Zdaniem Sądu pierwszej instancji Prezes Urzędu Ochrony Konkurencji i Konsumentów prawidłowo zastosował w niniejszej sprawie ustawę z dnia 16 lutego 2007 r. o ochronie konkurencji i konsumentów (Dz. U. Nr. 50, poz. 331 ze zm.), albowiem nie zachodzi przypadek określony w art. 131 ustawy.

Według Sądu Okręgowego nie zasługiwał na uwzględnienie zarzut naruszenia przez Prezesa Urzędu Ochrony Konkurencji i Konsumentów art. 11 ust. 2 i art. 6 ust. 1 pkt 1 ustawy o ochronie konkurencji i konsumentów z 2007 r. Odwołujący oprócz ogólnego zarzutu nie sprecyzował, na czym polegało uchybienie w zastosowaniu art. 11 ust. 2 ustawy o ochronie konkurencji i konsumentów z 2007 r. Zgodnie zaś ustawą o ochronie konkurencji i konsumentów z 2007 r. jedną z praktyk ograniczających konkurencję jest określone w art. 6 ust. 1 pkt 1 zakazane porozumienie, którego celem lub skutkiem jest ograniczenie konkurencji na rynku właściwym. Cel lub skutek wskazane są tu jako przesłanki alternatywne, co oznacza, że dla podjęcia przez organ antymonopolowy decyzji stwierdzającej praktykę ograniczającą konkurencję wystarczy udowodnić tylko jedną z nich.

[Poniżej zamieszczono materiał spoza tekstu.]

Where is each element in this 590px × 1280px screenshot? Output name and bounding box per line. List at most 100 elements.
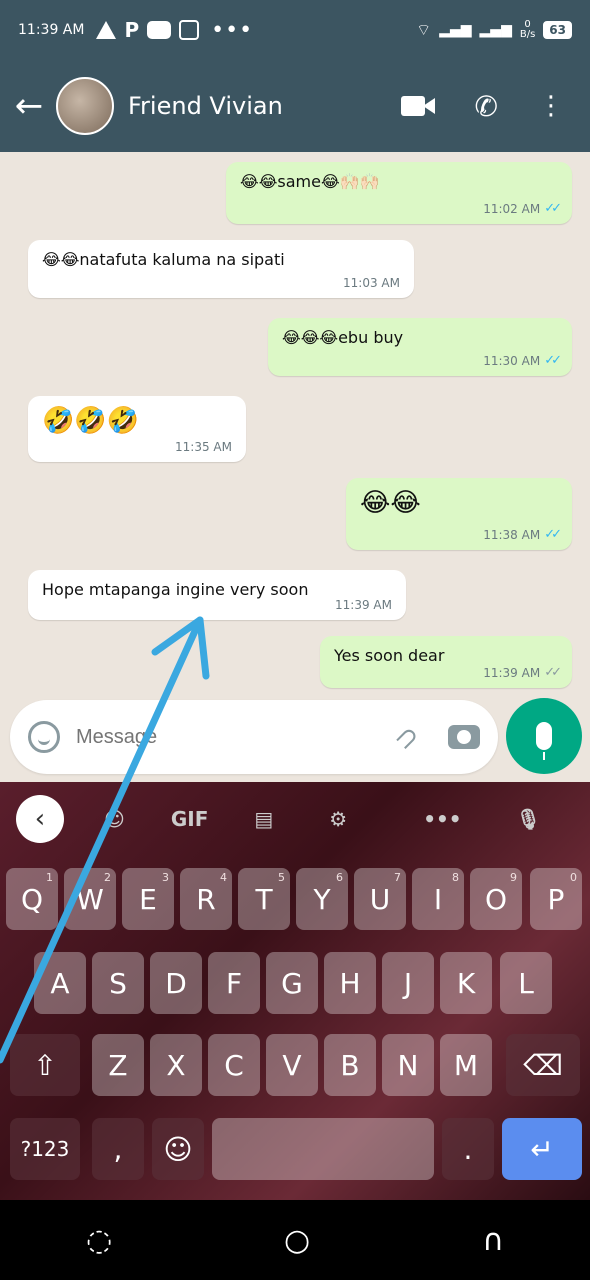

Zdaniem Sądu pierwszej instancji Prezes Urzędu Ochrony Konkurencji i Konsumentów trafnie ustalił, że porozumienie zostało zawarte na krajowym rynku sprzedaży hurtowej farb i lakierów oraz wyrobów pomocniczych. Wskazał, że rekomendacja cen w relacjach horyzontalnych powinna być oceniana surowo, albowiem jeśli do niej dochodzi, to z dużym prawdopodobieństwem można przyjąć, że celem przedsiębiorców jest ustalenie cen odsprzedaży o charakterze sztywnym lub minimalnym. Cenowe porozumienia horyzontalne prowadzą często do istotniejszego ograniczenia konkurencji niż takie same porozumienia o charakterze wertykalnym. W przypadku tych drugich ograniczona może być jedynie konkurencja wewnątrzmarkowa, natomiast inne marki substytucyjnych towarów pozostają często poza zasięgiem porozumienia.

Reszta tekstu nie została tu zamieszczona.